Welcome to the exhibition “Radogoszcz 1945 – Testimony to the Crime.” I’m … and I will accompany you on a virtual tour of the exhibition prepared by employees of the Museum of Independence Traditions in Łódź.

Out of all inconceivable crimes committed during the Second World War by German invaders in the territory of Poland, the tragedy of the Radogoszcz prison, and particularly the Radogoszcz massacre, which was a liquidation of the prison on the eve of the evacuation of Germans in January 1945, is an event well known and important mostly to the inhabitants of Łódź and the Łódź Region.
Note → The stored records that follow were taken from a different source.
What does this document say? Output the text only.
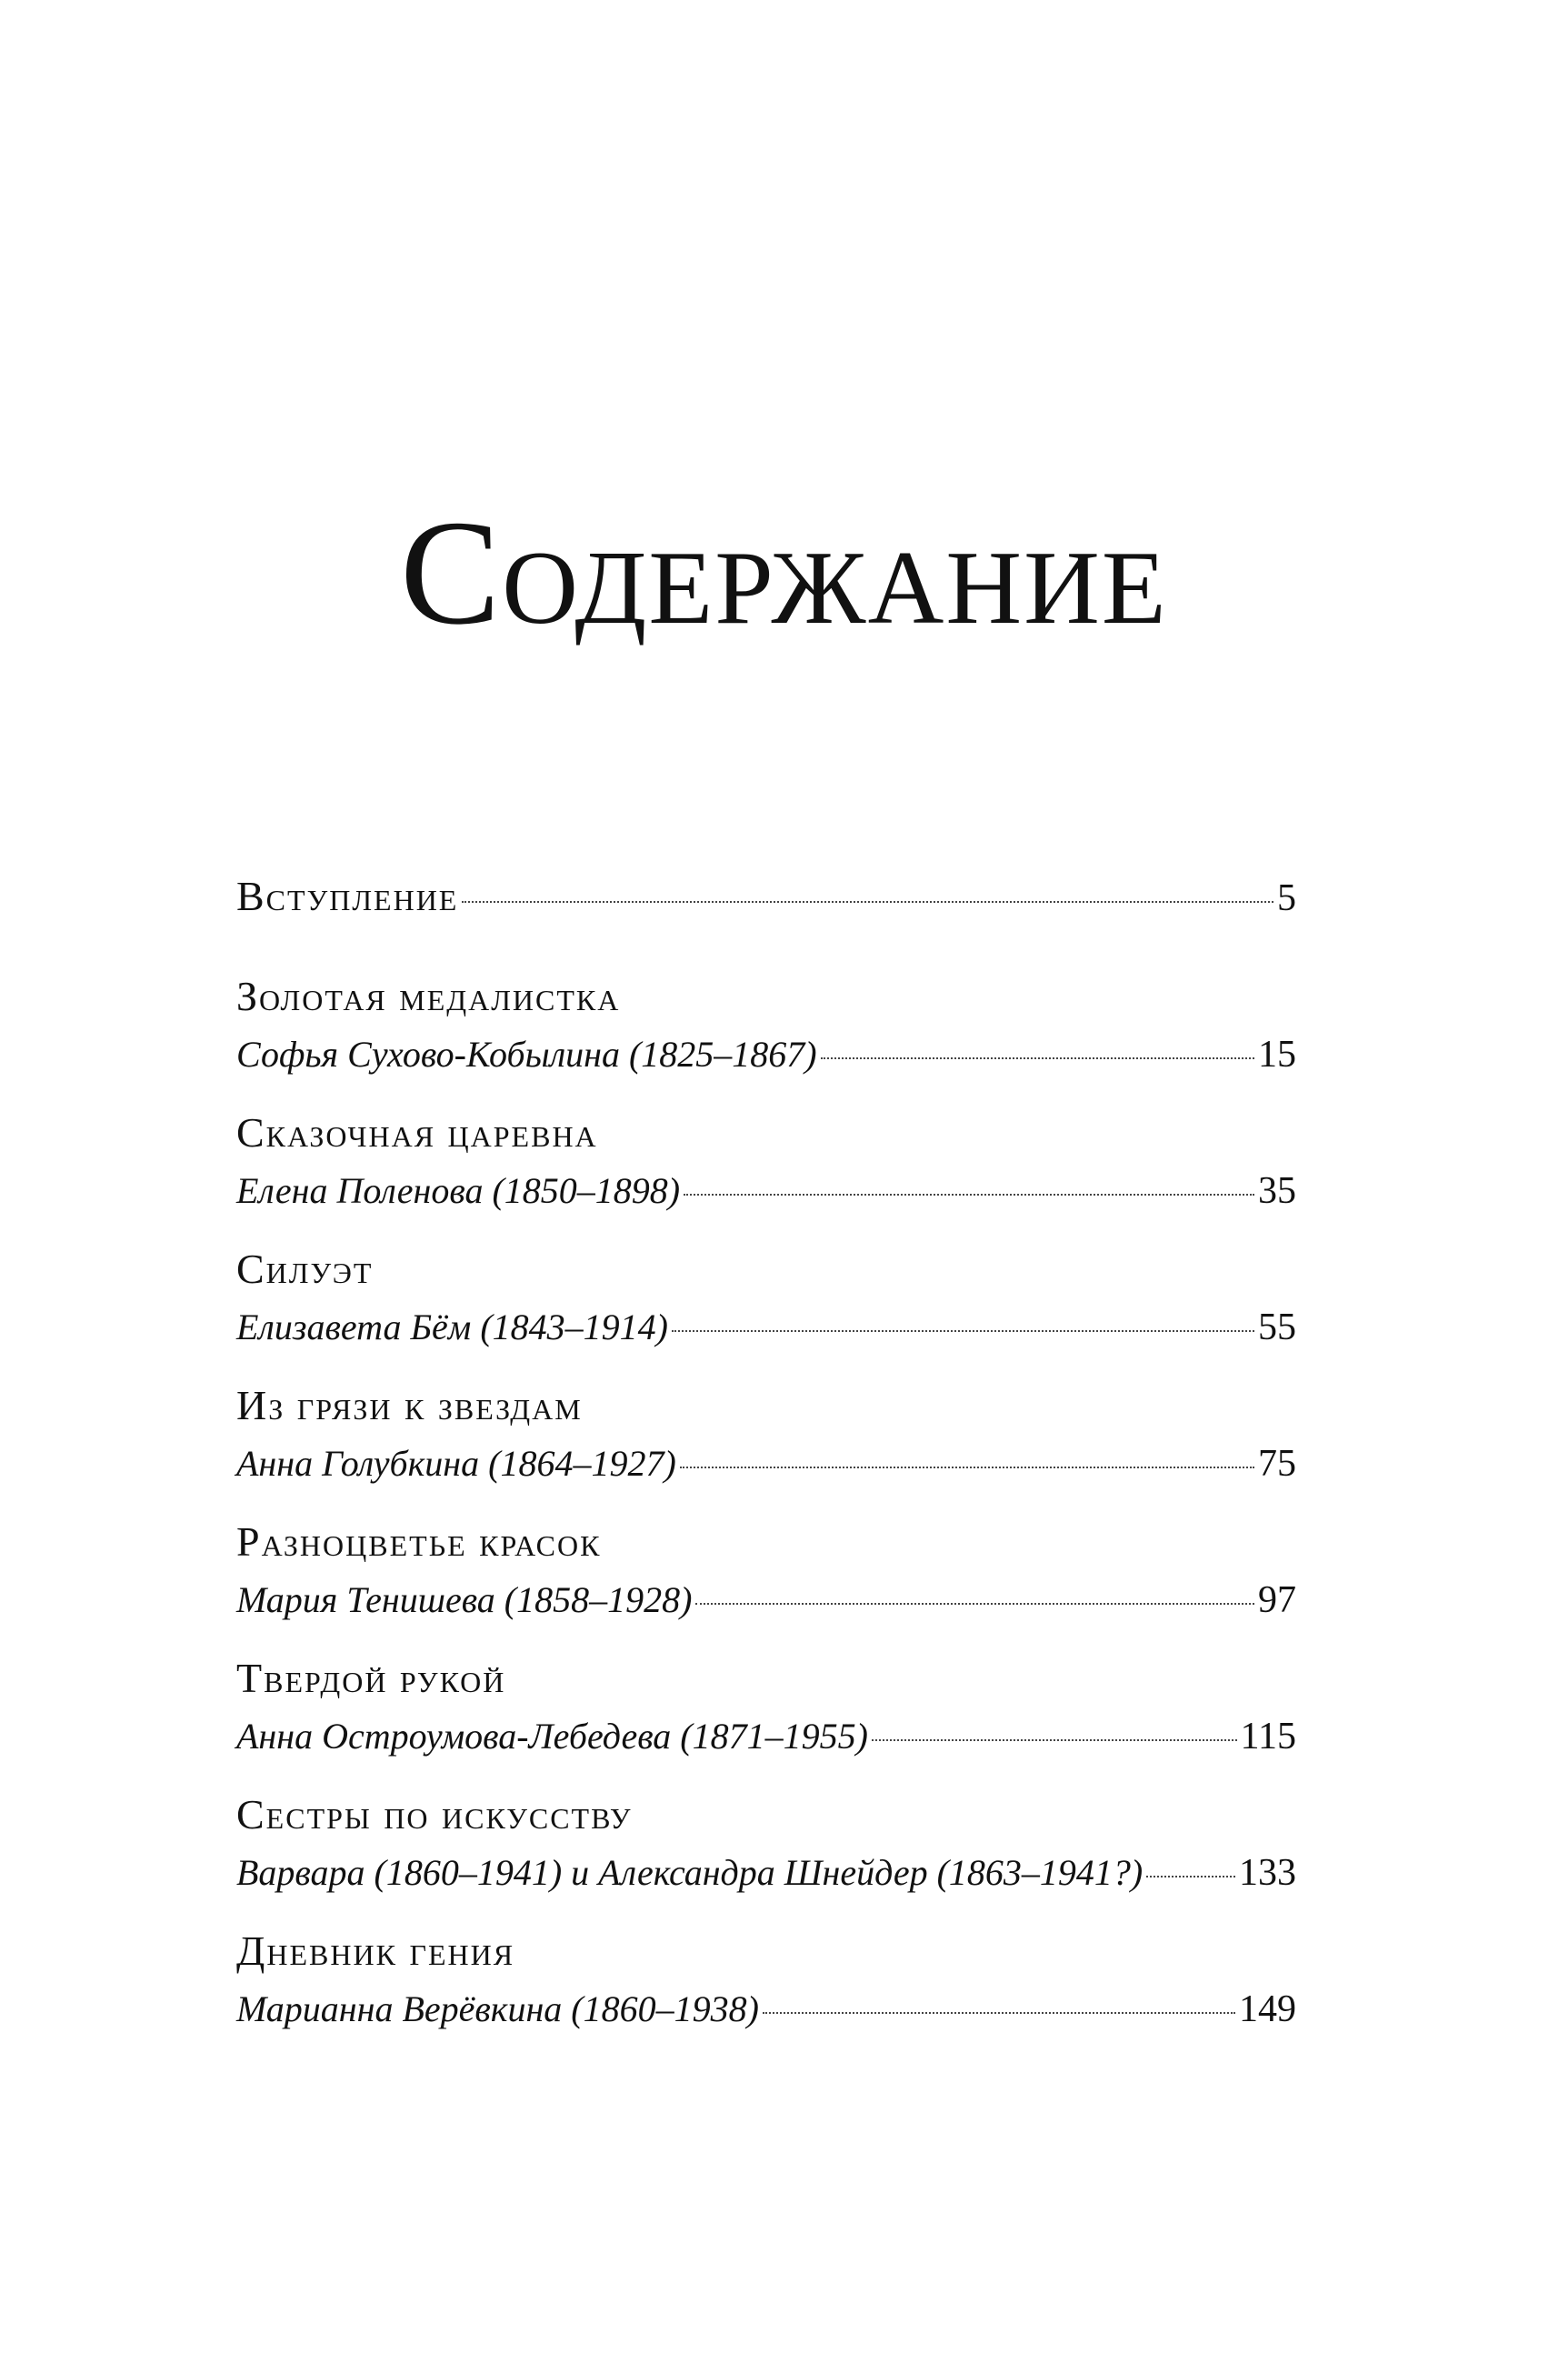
Содержание
Вступление	5
Золотая медалистка
Софья Сухово-Кобылина (1825–1867)	15
Сказочная царевна
Елена Поленова (1850–1898)	35
Силуэт
Елизавета Бём (1843–1914)	55
Из грязи к звездам
Анна Голубкина (1864–1927)	75
Разноцветье красок
Мария Тенишева (1858–1928)	97
Твердой рукой
Анна Остроумова-Лебедева (1871–1955)	115
Сестры по искусству
Варвара (1860–1941) и Александра Шнейдер (1863–1941?)	133
Дневник гения
Марианна Верёвкина (1860–1938)	149
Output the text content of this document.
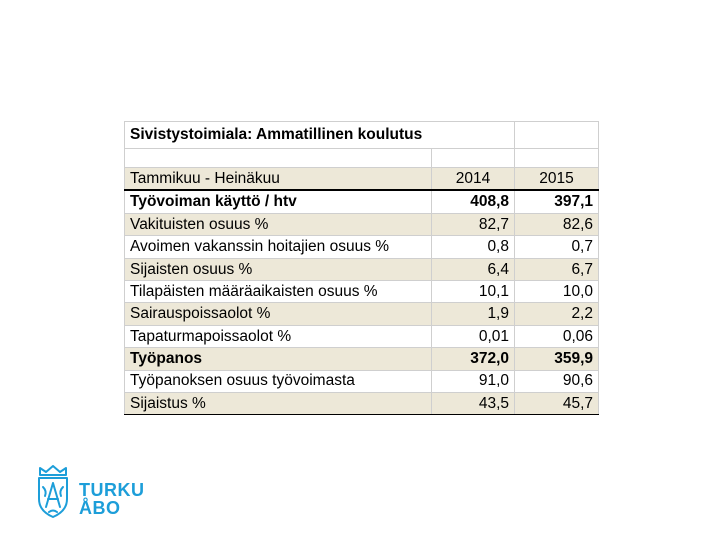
Sivistystoimiala: Ammatillinen koulutus		

Tammikuu - Heinäkuu	2014	2015
Työvoiman käyttö / htv	408,8	397,1
Vakituisten osuus %	82,7	82,6
Avoimen vakanssin hoitajien osuus %	0,8	0,7
Sijaisten osuus %	6,4	6,7
Tilapäisten määräaikaisten osuus %	10,1	10,0
Sairauspoissaolot %	1,9	2,2
Tapaturmapoissaolot %	0,01	0,06
Työpanos	372,0	359,9
Työpanoksen osuus työvoimasta	91,0	90,6
Sijaistus %	43,5	45,7
TURKU
ÅBO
An interesting phenomenon, especially from the perspective of the exhibition displayed, is the reception of and judgement about Nazi crimes after the end of the war and occupation. How did people establish the truth about events taking place in facilities such as the Radogoszcz prison? What activities did the post-war Polish authorities undertake to investigate and punish German crimes committed during the occupation? How did the public react to investigations and trials? Was justice really done in the context of prosecution of Nazi criminals after the war? We hope visiting our exhibition will answer these and many other questions.
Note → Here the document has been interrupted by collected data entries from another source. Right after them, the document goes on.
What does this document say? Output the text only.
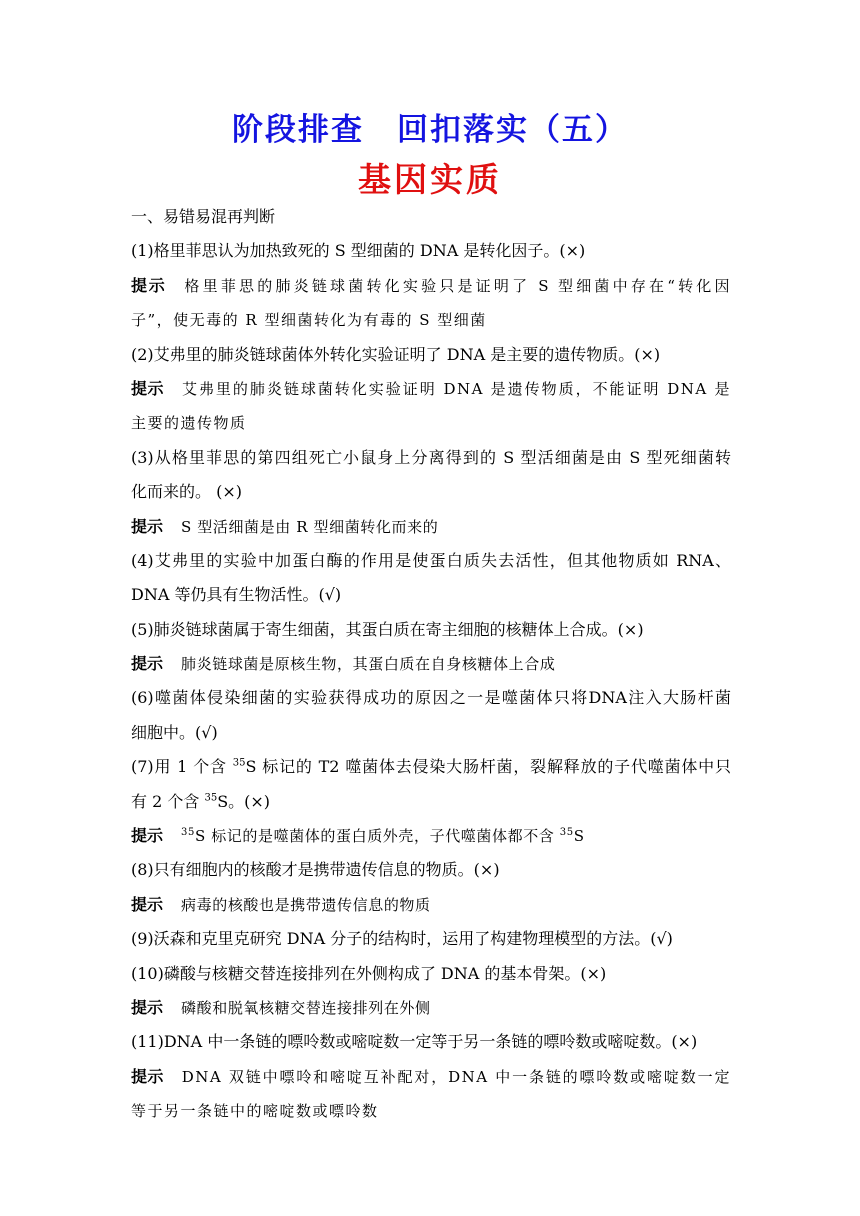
阶段排查　回扣落实（五）
基因实质
一、易错易混再判断
(1)格里菲思认为加热致死的 S 型细菌的 DNA 是转化因子。(×)
提示 格里菲思的肺炎链球菌转化实验只是证明了 S 型细菌中存在“转化因
子”，使无毒的 R 型细菌转化为有毒的 S 型细菌
(2)艾弗里的肺炎链球菌体外转化实验证明了 DNA 是主要的遗传物质。(×)
提示 艾弗里的肺炎链球菌转化实验证明 DNA 是遗传物质，不能证明 DNA 是
主要的遗传物质
(3)从格里菲思的第四组死亡小鼠身上分离得到的 S 型活细菌是由 S 型死细菌转
化而来的。 (×)
提示 S 型活细菌是由 R 型细菌转化而来的
(4)艾弗里的实验中加蛋白酶的作用是使蛋白质失去活性，但其他物质如 RNA、
DNA 等仍具有生物活性。(√)
(5)肺炎链球菌属于寄生细菌，其蛋白质在寄主细胞的核糖体上合成。(×)
提示 肺炎链球菌是原核生物，其蛋白质在自身核糖体上合成
(6)噬菌体侵染细菌的实验获得成功的原因之一是噬菌体只将DNA注入大肠杆菌
细胞中。(√)
(7)用 1 个含 $^{35}$S 标记的 T2 噬菌体去侵染大肠杆菌，裂解释放的子代噬菌体中只
有 2 个含 $^{35}$S。(×)
提示 $^{35}$S 标记的是噬菌体的蛋白质外壳，子代噬菌体都不含 $^{35}$S
(8)只有细胞内的核酸才是携带遗传信息的物质。(×)
提示 病毒的核酸也是携带遗传信息的物质
(9)沃森和克里克研究 DNA 分子的结构时，运用了构建物理模型的方法。(√)
(10)磷酸与核糖交替连接排列在外侧构成了 DNA 的基本骨架。(×)
提示 磷酸和脱氧核糖交替连接排列在外侧
(11)DNA 中一条链的嘌呤数或嘧啶数一定等于另一条链的嘌呤数或嘧啶数。(×)
提示 DNA 双链中嘌呤和嘧啶互补配对，DNA 中一条链的嘌呤数或嘧啶数一定
等于另一条链中的嘧啶数或嘌呤数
The virtual exhibition consists of four rooms. In the “Investigation” room you will learn the most important facts connected with the post-war investigation into the crimes committed in the Radogoszcz prison and you will see the evidence gathered then. The material collected in the room entitled “Relatives Looking for the Truth” will show you the human, emotional dimension of Nazi crimes through stories of selected Radogoszcz prisoners and their relatives. The following room is called “A City in Mourning” and it will introduce you to the atmosphere prevailing in Łódź in the months following the discovery of the scale and the scope of the tragedy that had occurred in the Radogoszcz prison. The last of the virtual rooms, called rather perversely “(In)Justice”, is an attempt to answer the question to what extent brutal guards of the Radogoszcz prison were held (or, in most cases, were not held) accountable for the crimes committed. You can visit the exhibition rooms in any order. However, for the sake of narrative continuity and the logical chain of events, I suggest following the order I presented. Instructions and descriptions found in each room will make it easier for you to navigate the exhibition.

I hope visiting our exhibition will be a deeply moving experience for you.